Google’s compliance with EU “right to be forgotten” rules, the controversial law that allows individuals to request the removal of links from the search engine, is starting to come into play. At the same time, it’s revealing how trying to make people forget you all too often has the exact opposite effect.
Various outlets noticed links had been removed from certain search queries yesterday. James Ball at The Guardian wrote that the publication received automated emails from Google yesterday morning, notifying them that six of their articles had been removed from search results. Economics editor Robert Peston at the BBC wrote that he received the same notification for a piece he had written seven years ago.
Both outlets went on to publish stories about the “forgotten” articles. Which, of course, only made everyone remember them more. Even if you didn’t know about the stories in question beforehand, which their subjects clearly found embarrassing enough to demand a takedown, you do now. It’s a classic example of the Streisand effect: too much effort to detract attention from something only leads to greater awareness and scrutiny.
Peston wrote that his blog on former Merrill Lynch boss Stan O’Neal’s departure from the firm amid its collapse had been removed from some searches. Ball reported that three of the scrubbed Guardian articles included three about a controversy involving Scottish Premier League Dougie McDonald’s, a piece about solicitor Paul Baxendale-Walker facing allegations of fraud, and more bizarrely, the index page of a week’s worth of articles by one of the paper’s columnists. The last was an article about French office workers making art out of post-it notes.

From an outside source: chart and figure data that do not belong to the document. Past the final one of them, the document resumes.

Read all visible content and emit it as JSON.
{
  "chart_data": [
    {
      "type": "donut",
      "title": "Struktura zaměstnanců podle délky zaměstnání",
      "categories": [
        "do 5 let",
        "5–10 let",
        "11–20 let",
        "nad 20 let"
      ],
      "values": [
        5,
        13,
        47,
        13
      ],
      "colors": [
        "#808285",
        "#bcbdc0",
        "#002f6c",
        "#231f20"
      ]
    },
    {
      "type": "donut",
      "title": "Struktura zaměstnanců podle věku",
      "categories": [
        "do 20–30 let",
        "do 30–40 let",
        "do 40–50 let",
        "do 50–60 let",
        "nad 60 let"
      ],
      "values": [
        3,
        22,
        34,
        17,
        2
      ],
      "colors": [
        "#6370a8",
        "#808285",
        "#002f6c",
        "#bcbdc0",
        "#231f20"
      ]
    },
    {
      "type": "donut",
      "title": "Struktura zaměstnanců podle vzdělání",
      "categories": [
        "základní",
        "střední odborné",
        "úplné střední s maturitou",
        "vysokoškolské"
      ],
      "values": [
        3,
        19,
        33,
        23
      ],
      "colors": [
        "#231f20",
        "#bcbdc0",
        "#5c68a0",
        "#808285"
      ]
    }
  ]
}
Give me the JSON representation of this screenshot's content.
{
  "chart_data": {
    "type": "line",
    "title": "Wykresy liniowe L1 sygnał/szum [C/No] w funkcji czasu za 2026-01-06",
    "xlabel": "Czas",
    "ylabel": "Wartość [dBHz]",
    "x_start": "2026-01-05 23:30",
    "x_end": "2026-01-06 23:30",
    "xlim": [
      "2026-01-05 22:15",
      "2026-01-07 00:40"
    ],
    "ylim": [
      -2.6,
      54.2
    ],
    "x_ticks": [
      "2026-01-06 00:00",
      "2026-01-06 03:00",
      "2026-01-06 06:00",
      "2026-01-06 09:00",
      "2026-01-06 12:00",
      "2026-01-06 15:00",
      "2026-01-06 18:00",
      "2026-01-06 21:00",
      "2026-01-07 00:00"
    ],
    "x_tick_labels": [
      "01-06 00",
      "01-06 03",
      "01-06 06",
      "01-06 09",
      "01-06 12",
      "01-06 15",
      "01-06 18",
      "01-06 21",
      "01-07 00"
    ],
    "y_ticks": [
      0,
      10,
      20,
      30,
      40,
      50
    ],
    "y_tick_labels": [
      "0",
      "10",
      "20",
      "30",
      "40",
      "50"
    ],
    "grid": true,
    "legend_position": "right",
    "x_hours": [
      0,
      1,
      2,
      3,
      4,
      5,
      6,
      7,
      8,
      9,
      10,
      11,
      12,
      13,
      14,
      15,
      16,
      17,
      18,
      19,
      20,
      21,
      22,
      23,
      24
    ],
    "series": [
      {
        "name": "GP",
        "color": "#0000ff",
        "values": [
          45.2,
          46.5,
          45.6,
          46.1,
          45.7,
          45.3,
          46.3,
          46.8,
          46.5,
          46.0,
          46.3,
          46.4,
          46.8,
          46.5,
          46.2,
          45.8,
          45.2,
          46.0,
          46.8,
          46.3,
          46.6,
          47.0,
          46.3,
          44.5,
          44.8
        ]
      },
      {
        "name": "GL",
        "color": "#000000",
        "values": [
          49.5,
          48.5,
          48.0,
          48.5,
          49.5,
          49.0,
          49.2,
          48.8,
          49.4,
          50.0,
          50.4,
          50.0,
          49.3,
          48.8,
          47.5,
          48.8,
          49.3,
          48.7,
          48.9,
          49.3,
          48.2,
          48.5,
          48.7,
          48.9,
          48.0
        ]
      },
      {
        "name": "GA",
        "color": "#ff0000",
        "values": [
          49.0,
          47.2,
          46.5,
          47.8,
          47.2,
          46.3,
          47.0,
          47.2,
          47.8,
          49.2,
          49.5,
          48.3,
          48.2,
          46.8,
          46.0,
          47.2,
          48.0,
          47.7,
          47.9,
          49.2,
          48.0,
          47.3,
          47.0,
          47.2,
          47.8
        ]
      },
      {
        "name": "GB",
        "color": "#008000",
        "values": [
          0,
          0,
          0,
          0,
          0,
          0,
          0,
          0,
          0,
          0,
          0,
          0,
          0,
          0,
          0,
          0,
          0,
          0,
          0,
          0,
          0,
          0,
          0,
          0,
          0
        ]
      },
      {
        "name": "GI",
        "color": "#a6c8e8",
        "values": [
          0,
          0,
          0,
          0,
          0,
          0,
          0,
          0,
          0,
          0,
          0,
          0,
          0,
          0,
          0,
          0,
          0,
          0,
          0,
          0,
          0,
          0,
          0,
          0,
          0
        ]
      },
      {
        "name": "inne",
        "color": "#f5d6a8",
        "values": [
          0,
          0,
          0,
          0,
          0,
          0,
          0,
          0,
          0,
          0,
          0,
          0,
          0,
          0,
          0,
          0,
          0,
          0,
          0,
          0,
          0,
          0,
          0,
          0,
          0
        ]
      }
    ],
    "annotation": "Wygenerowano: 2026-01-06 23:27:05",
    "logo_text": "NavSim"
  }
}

It’s important to remember that the buck doesn’t really stop with Google for the takedowns—they opposed the European ruling but lost. The search giant didn’t reveal the reasons why these links were removed, though it seems clear the most likely basis for people wanting the links removed is reputation management. Though I, for one, am not sure what’s so bad about the post-it note art.
The plot thickens a little with the Merrill Lynch column, which Peston wrote still shows up in searches for Stan O’Neal—the only person mentioned by name in the piece—which he concludes suggests O’Neal might not have been behind the removal request.
In any case, I’m betting all the names above didn’t mean much to you (and I doubt many readers would have recalled the great French post-it art debacle of 2011) if no one had requested the links be “forgotten.” Asking for their removal only renews interest in the story, and as Google only removes the search results, not the pages themselves, traffic to the articles in question no doubt rebounded with vigour since yesterday thanks to pesky journalists calling attention to them with a convenient hyperlink.
Perhaps those who made the requests could go on to request that the subsequent articles about the removed links also vanish? I can envisage subjects and publishers chasing each other’s tales in a continuous loop of scrubbed links versus renewed coverage—though maybe those requesting removals may find themselves trapped in a Catch-22 at this point, as the search engine is only obliged to stop showing pages in response to certain searches if the information is “inadequate, irrelevant or no longer relevant.” Does the new interest—about the disappearance of the page from search results—ironically make the story newly relevant?
The interest in these requests will of course deflate over time. Google told City AM today that it had received 50,000 requests since the ruling, and people will soon tire of writing stories about each and every one that is honoured.
But the whole mess shows that there are clearly still creases to iron out in how the ruling is executed, and it continues to face vigorous opposition. Over at Forbes, Kashmir Hill observed that European Google searches for pretty much every name appear with the disclaimer that, “Some results may have been removed under data protection law in Europe,” even if that individual hasn’t made any requests (I haven’t, and the notice appears if you search my name on google.co.uk).
The point is that you’re not supposed to know who has made requests for information to be removed, as the EU said it wasn’t in the spirit of the ruling to put a great big stamp on anyone’s search results that were censored.
But even if Google doesn’t, you can bet that someone will. This is the Internet, after all. The stories about individual cases may quickly die out as the news interest flounders, but I’d be surprised if there isn’t a free speech enthusiast out there coming up with a way to collate all the missing search results.
Ball, for instance, suggested that news outlets rebel against the ruling by posting links to any “disappeared” articles on Twitter. His proposed @gdnvanished account has already been made, though it’s unclear who’s behind it.
Despite the unprecedented ruling, the old wisdom still holds true: Once it’s on the Internet, there’s no taking it back.